Venezuela’s opposition-controlled national assembly has called for a popular rebellion against the Chavista government of president Nicolás Maduro, risking further chaos in the crisis-stricken South American nation.
In a tense session on Sunday night, the assembly said the decision by the Maduro regime to suspend a recall referendum on his mandate amounted to “a rupture of the constitutional order” and called on the Venezuelan people to “defend” the constitution.
The late-night sitting was temporarily suspended after Chavista militants invaded the building in Caracas. The assembly also said it would denounce before the International Criminal Court in the Hague members of Venezuela's Chavista-dominated national electoral council for suspending the recall referendum.
The assembly also said it would move immediately to remove the electoral council’s members as well as justices on the country’s supreme court. Control over the judiciary has been an important prop to the Maduro administration since it lost control of the assembly last December in a crushing defeat in midterm elections.
"The people have the right to rebel," said the opposition leader Julio Borges. "In Venezuela we see an ongoing coup d'état which reached a peak with the theft of the recall referendum."
Mr Maduro was widely expected to lose the vote amid a grave economic and social crisis as the legacy of years of state mismanagement by Chavista governments was exposed by the collapse in the price of oil, virtually the country’s only export.
So grave has Venezuela's economic predicament become that China, virtually its last source of foreign financing, has reportedly warned the government in Caracas that new loans will not be forthcoming, something that would further aggravate a budgetary crisis.
The economic crisis has been exacerbated by corruption. Since taking control of the assembly, the opposition United Democratic Table (MUD) alliance has opened probes into allegations that officials close to former populist president Hugo Chávez looted billions of euro from the state, further stoking political tensions.
Earlier this month a congressional report said that $11 billion (€10 billion) had been looted from state oil company PDVSA between 2004 and 2014. Despite exploiting the world's biggest oil reserves, the company said this month that it could default on its debts due to a severe cash crunch.
The economic and political crises have resulted in an accelerating breakdown of social order in Venezuela. In recent months violence has increased sharply in a country that already had one of the world’s highest homicide rates. In one gruesome case, authorities admit they are investigating reports that two prisoners were killed and eaten by fellow inmates during a month-long rebellion at a jail in the western city of San Cristóbal.
As chaos increases, more and more Venezuelans are fleeing the country. More than 120,000 crossed over into Colombia in July alone in search of food, while authorities in the remote northern Brazilian state of Roraima have been placed under pressure by the arrival of 30,000 migrants since the crisis deepened.

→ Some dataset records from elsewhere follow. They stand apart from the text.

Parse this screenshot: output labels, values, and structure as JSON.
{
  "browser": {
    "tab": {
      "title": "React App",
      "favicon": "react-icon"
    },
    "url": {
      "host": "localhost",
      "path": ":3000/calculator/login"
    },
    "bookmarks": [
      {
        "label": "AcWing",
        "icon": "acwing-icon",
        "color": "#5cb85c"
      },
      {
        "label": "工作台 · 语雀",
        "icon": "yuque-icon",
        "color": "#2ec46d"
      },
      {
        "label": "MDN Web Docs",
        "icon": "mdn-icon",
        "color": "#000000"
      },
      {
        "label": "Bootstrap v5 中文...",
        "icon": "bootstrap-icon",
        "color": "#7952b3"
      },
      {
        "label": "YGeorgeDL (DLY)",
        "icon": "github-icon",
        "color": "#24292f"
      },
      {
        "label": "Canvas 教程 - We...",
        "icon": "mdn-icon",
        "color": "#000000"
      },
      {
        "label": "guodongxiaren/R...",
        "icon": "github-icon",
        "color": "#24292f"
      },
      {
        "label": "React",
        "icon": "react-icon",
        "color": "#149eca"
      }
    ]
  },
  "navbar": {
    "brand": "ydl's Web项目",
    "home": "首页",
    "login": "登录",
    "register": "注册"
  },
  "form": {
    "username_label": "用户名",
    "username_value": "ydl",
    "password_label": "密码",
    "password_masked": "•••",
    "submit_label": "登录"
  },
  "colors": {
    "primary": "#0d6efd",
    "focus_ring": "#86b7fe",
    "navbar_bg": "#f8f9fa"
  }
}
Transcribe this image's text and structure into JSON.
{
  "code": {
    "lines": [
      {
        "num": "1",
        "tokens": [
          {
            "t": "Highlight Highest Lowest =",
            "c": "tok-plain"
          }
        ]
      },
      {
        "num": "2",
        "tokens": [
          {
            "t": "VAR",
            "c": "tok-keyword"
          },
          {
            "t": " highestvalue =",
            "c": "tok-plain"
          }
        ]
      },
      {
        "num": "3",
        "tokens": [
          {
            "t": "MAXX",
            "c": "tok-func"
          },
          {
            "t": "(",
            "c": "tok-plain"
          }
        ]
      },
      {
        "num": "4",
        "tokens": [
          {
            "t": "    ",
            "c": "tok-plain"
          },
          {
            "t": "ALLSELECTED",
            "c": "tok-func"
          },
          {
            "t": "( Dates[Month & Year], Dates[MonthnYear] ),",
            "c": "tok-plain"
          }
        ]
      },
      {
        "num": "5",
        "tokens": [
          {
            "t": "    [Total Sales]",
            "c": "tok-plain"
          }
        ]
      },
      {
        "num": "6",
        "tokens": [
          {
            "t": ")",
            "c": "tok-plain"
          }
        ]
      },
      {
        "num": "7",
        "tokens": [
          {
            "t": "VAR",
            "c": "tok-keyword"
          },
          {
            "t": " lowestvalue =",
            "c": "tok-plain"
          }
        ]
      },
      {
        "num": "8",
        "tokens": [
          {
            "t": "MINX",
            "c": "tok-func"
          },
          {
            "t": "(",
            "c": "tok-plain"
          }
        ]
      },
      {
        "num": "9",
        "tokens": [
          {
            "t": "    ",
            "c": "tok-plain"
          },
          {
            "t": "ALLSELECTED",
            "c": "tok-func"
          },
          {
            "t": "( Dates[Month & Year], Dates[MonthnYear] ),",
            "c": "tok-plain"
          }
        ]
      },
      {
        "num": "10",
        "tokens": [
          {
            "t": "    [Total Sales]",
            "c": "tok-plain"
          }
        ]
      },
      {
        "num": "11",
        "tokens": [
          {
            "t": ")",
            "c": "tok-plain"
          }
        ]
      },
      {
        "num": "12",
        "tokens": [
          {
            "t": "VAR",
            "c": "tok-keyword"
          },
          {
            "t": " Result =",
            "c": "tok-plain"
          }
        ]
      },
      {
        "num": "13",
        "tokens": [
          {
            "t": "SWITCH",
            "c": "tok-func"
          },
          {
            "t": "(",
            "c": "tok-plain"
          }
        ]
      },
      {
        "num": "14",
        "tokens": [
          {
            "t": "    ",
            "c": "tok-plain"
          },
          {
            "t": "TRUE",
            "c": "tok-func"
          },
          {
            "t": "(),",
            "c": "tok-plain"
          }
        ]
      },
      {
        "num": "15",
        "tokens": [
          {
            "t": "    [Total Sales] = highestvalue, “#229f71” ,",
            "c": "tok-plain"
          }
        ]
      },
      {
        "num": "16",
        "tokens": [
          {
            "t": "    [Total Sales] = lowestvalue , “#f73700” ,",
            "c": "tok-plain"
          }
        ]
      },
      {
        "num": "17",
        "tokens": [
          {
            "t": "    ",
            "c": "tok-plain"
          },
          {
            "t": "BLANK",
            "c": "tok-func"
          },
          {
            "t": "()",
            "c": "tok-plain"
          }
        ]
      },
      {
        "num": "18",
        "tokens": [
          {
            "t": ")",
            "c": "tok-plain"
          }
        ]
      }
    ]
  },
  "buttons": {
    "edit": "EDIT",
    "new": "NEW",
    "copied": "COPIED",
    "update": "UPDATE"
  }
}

Venezuela's neighbours have become increasingly nervous at the erratic behaviour of the Caracas regime. At the weekend, Colombian airline Avianca temporarily suspended flights to the country after a Venezuelan airforce fighter approached one of its commercial flights on Friday night. The airline is one of the few foreign carriers that still flies to the country after most companies suspended routes as a result of the crisis.
Neighbouring governments have called for dialogue between Venezuela’s government and opposition, but have so far been unable to bring the two sides together.